Clean by Alex Hughes
My rating: 2 of 5 stars
This was a totally adequate book. This is a futuristic police procedural featuring a telepath who acts as an interrogator, a case of “You’ve got Urban Fantasy in my SF,” “No, you’ve got SF in my Urban Fantasy.”
The telepath in question is a recovering drug addict on his last second chance — and that was pretty well done. I work with a log of people in Recovery, and this rang true. But beyond that, he was sort of a stock PI-type down on his luck. The same goes for his tough, driven and beautiful Homicide detective partner, and the various superiors they have — even his sponsor. They’re all characters we’ve seen dozens upon dozens of times before. To an extent, that’s forgivable in a first novel in a series, you’re building a world, setting up everything, you can skate by with mostly stock characters, as long as you flesh them out later. But there wasn’t a single original character.
The plot wasn’t much better once you strip away the Mindspace parts of the equation.
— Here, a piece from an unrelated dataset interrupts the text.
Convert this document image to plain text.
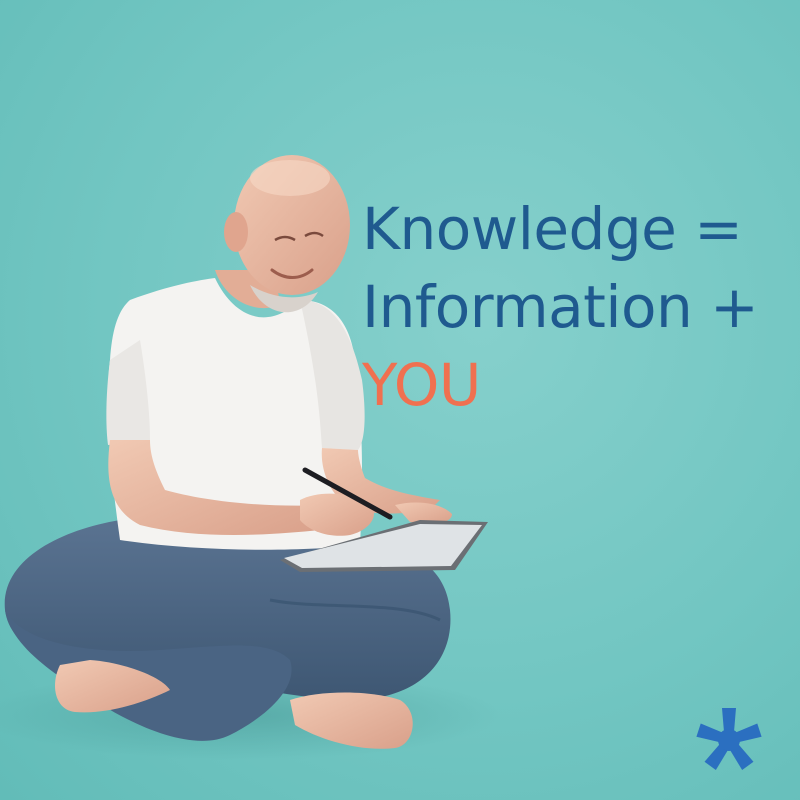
Knowledge =
Information +
YOU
At the end of the day, for all it had going for it, Clean just wasn’t all that well-written. Too often it read like something I’d write on my best day (and I’m fully aware of my limitations) — sure, it its moments, and the last 40 or so pages, really delivered. But that was more plot than execution, by that point, as long as she wasn’t being incoherent, it would work — it was just getting to that point that was the struggle. It was the setup and curiosity that got me to that point.
It wouldn’t surprise me a bit if one day I really liked Hughes’ stuff, but today wasn’t that day.